Ability to set Teams and Team Members at the Org level, not only Rulesets

[brianespinosa]

Prerequisites:

• Is the functionality available in the GitHub UI? If so, please provide a link to information about the feature.

Currently this functionality is available to set at the org level here: https://github.com/orgs/<org-name>/teams where teams can be created and members added to them.

• Is the functionality available through the GitHub API? If the functionality is available, please provide links to the
  API documentation (https://developer.github.com/v3/) as well as the Octokit documentation (https://octokit.github.io/).

Yes. API functionality is available for:

• Managing teams teams: https://docs.github.com/en/rest/teams/teams?apiVersion=2022-11-28
• Managing team members: https://docs.github.com/en/rest/teams/members?apiVersion=2022-11-28

New Feature

Currently it is not possible to target any org settings except for rulesets.

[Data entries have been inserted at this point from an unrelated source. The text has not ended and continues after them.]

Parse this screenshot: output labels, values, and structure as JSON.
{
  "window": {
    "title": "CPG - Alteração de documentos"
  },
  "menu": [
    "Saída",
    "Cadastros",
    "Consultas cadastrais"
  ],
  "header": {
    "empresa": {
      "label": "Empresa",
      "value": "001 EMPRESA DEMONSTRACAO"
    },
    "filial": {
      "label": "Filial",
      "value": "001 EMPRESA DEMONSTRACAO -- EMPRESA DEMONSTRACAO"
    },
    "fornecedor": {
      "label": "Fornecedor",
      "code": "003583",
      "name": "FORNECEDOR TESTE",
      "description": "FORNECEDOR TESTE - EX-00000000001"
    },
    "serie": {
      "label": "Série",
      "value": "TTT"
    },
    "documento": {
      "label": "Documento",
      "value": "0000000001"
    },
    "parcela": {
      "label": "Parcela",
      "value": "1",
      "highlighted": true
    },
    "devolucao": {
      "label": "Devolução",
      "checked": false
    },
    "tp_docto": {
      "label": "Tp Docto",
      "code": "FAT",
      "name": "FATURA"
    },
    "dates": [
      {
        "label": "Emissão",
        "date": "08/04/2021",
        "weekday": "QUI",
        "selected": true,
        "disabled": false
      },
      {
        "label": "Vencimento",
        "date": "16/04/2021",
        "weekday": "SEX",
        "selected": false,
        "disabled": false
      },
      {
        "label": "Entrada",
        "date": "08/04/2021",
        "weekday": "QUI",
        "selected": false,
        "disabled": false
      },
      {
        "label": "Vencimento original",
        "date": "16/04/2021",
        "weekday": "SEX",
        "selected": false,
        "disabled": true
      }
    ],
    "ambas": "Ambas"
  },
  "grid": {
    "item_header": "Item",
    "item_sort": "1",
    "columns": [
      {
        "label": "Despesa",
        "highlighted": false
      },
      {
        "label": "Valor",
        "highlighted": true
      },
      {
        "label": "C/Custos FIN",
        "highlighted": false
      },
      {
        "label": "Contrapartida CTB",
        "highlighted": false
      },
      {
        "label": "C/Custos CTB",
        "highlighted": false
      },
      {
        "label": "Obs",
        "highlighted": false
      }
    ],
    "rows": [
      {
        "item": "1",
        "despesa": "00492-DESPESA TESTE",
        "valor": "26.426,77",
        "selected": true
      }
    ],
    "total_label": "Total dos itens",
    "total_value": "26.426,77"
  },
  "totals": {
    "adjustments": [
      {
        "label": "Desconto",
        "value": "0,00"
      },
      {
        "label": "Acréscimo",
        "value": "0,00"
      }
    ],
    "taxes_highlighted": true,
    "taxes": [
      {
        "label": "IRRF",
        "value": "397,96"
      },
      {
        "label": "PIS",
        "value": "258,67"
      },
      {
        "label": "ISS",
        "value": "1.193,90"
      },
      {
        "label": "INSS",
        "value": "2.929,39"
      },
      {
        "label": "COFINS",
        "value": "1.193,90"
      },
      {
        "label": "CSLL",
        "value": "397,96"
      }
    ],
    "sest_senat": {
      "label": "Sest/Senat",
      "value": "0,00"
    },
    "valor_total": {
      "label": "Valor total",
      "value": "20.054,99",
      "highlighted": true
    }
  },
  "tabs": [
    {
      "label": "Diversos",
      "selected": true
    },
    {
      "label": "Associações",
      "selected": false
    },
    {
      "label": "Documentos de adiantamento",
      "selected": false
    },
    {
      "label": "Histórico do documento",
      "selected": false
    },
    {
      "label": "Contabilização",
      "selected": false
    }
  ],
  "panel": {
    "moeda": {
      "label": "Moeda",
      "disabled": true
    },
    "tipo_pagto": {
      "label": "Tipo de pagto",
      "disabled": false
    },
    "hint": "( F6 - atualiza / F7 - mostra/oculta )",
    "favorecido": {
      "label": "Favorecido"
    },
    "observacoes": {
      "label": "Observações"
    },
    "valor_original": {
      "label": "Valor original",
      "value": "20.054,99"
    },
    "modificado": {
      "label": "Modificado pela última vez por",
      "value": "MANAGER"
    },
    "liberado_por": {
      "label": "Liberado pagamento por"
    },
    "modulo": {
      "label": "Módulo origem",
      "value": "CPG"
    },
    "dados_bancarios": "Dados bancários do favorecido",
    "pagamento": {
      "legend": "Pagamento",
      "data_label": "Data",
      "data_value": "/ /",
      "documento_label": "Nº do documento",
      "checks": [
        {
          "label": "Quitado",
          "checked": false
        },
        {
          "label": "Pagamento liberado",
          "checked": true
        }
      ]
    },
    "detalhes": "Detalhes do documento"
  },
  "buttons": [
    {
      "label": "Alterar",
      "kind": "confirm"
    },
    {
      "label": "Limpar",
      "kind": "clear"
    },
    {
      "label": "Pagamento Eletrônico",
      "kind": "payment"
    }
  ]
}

We would like to use the safe-settings app to also manage our teams at the org level, and manage members. These functionalities are fully available in the GitHub UI right now, and have full API support, as referenced above. If it is possible to manage teams and team members with the bot, we do not need to have org owners that can use the UI to manually manage these settings and we can use the PR approval flow to keep things consistent across our org.

Because Teams can have sub-teams, it might make sense to have the settings for teams to be its own file like teams.yml where Team name, details, members, sub-teams, etc... can be defined below nested as deeply as users might need to.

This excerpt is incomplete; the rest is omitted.